Denis Mukwege è un ginecologo congolese di 63 anni che nel 1999 ha fondato il Panzi Hospital, una struttura in cui cura i danni fisici provocati dagli abusi sessuali. Ha denunciato e portato alla luce quello che accade nel suo Paese e si è attivato per tentare di migliorare un pezzettino di mondo. Nel 2014 Denis Mukwege ha ricevuto il Premio Sakharov per la libertà di pensiero dal Parlamento europeo.

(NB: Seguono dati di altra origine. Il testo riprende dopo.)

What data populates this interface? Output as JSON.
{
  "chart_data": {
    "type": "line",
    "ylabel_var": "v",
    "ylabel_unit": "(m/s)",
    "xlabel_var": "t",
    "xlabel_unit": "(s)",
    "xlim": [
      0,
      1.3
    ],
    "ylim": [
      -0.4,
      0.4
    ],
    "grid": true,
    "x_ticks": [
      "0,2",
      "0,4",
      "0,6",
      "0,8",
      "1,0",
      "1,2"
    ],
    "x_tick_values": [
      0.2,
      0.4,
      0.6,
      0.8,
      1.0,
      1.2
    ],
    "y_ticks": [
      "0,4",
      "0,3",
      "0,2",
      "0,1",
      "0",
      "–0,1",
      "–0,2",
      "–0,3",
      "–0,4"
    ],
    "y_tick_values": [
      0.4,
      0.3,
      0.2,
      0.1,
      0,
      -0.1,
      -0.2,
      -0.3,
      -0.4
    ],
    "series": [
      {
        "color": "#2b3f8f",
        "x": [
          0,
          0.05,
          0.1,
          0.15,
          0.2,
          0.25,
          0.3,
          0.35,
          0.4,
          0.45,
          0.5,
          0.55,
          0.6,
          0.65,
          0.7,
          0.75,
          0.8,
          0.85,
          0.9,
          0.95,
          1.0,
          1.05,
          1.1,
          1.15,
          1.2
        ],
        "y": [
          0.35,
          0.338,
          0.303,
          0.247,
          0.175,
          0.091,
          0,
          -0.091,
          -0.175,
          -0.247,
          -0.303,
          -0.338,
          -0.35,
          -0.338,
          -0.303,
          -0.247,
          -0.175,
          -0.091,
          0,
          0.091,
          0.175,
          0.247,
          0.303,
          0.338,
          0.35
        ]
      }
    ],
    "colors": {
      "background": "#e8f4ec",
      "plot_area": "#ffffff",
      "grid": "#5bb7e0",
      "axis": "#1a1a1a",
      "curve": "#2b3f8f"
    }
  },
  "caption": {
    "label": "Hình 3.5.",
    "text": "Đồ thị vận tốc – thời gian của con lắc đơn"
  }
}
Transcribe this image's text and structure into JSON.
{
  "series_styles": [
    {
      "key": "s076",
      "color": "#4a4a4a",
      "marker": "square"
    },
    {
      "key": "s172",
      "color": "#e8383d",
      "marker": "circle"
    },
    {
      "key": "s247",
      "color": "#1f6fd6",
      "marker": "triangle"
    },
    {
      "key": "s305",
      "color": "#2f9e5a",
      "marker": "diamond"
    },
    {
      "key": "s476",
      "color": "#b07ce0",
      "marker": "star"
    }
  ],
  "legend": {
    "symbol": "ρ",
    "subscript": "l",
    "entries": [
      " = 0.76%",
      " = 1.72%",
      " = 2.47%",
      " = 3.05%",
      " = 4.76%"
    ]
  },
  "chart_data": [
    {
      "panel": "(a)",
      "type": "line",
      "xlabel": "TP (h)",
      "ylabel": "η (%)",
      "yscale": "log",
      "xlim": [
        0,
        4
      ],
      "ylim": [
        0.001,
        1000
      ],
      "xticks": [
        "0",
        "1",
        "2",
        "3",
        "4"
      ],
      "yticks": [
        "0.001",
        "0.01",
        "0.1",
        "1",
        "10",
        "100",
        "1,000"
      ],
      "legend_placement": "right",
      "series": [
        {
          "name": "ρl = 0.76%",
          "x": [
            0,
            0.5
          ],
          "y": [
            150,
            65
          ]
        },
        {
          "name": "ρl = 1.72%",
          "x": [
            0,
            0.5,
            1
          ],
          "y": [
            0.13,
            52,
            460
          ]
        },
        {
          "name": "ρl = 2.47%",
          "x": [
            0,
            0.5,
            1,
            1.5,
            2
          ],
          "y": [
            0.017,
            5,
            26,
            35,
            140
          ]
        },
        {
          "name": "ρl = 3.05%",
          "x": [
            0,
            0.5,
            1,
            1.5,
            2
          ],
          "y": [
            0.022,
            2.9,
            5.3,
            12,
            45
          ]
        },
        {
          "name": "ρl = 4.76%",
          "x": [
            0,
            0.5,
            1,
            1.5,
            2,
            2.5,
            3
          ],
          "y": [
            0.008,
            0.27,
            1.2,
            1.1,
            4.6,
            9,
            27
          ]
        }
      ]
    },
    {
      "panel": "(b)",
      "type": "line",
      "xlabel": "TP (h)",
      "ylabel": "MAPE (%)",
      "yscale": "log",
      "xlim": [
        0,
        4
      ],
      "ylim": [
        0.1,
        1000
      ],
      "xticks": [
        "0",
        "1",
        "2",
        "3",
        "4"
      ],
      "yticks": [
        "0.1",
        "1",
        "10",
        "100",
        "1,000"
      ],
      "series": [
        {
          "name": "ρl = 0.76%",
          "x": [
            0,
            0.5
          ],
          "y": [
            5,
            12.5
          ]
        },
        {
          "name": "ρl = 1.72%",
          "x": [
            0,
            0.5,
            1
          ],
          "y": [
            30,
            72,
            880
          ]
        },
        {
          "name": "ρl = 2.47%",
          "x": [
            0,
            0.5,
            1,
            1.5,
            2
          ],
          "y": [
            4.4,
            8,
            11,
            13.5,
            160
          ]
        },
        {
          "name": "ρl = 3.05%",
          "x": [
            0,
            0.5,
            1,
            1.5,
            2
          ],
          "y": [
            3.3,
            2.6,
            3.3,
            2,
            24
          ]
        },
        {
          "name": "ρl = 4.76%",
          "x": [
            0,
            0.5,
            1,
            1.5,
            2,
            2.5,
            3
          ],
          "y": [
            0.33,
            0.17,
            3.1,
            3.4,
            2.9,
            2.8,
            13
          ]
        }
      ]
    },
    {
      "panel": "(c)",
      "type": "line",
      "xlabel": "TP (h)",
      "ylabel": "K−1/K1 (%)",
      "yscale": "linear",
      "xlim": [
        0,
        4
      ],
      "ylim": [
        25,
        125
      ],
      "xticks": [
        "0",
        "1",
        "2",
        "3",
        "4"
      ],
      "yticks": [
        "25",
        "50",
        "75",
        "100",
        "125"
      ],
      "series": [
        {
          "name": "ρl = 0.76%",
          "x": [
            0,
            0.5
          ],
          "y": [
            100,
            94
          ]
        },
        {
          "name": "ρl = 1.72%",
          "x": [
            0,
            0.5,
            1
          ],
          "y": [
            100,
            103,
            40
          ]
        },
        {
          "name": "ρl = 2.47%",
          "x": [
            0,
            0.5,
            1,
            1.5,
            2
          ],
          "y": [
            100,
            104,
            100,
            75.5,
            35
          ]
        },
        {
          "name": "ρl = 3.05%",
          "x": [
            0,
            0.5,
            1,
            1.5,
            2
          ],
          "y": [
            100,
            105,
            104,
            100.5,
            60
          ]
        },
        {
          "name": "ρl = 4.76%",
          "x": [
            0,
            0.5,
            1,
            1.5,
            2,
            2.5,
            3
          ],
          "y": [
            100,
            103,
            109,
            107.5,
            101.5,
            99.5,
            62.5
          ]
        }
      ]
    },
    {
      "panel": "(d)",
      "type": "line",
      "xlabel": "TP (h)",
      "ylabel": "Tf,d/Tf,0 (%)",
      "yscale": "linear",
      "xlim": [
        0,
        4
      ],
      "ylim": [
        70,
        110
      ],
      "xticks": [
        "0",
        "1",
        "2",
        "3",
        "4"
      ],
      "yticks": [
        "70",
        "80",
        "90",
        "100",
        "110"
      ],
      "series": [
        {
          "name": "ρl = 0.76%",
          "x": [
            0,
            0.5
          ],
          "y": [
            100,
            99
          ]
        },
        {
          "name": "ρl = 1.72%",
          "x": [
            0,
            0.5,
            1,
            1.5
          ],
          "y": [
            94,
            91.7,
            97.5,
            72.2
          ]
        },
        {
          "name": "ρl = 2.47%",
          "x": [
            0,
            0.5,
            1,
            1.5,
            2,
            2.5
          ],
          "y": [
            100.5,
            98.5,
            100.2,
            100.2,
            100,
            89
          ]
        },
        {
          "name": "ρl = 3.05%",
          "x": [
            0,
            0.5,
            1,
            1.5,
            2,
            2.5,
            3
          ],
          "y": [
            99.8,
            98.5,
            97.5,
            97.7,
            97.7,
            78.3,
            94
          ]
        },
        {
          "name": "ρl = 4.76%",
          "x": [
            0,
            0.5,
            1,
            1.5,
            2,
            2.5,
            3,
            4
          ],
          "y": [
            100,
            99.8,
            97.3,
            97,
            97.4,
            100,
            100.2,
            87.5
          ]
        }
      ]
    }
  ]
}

La donna che ha ricevuto il Nobel per la Pace 2018 è Nadia Murad, una ragazza irachena di 25 anni che ha vissuto l’orrore in prima persona e che nel 2017 è stata resa schiava dallo Stato Islamico e dopo tre mesi è riuscita a scappare. Dal 2016 Nadia Murad è ambasciatrice Onu per la dignità dei sopravvissuti alla tratta di esseri umani. Ha avuto il coraggio di denunciare i comandanti dell’Isis e li ha trascinati in tribunale (facendosi difendere da Amal Clooney), ha raccontato tutti gli abusi e le violenze subite, facendo luce sul destino di moltissime ragazze irachene che vengono rapite e usate come schiave sessuali. Anche Nadia Murad nel 2016 ha ricevuto il Premio Sakharov per la libertà di pensiero che è il massimo riconoscimento per i diritti umani in Europa. La storia di Nadia Murad la potete trovare nel bellissimo libro “L'ultima ragazza: Storia della mia prigionia e della mia battaglia contro l'ISIS“.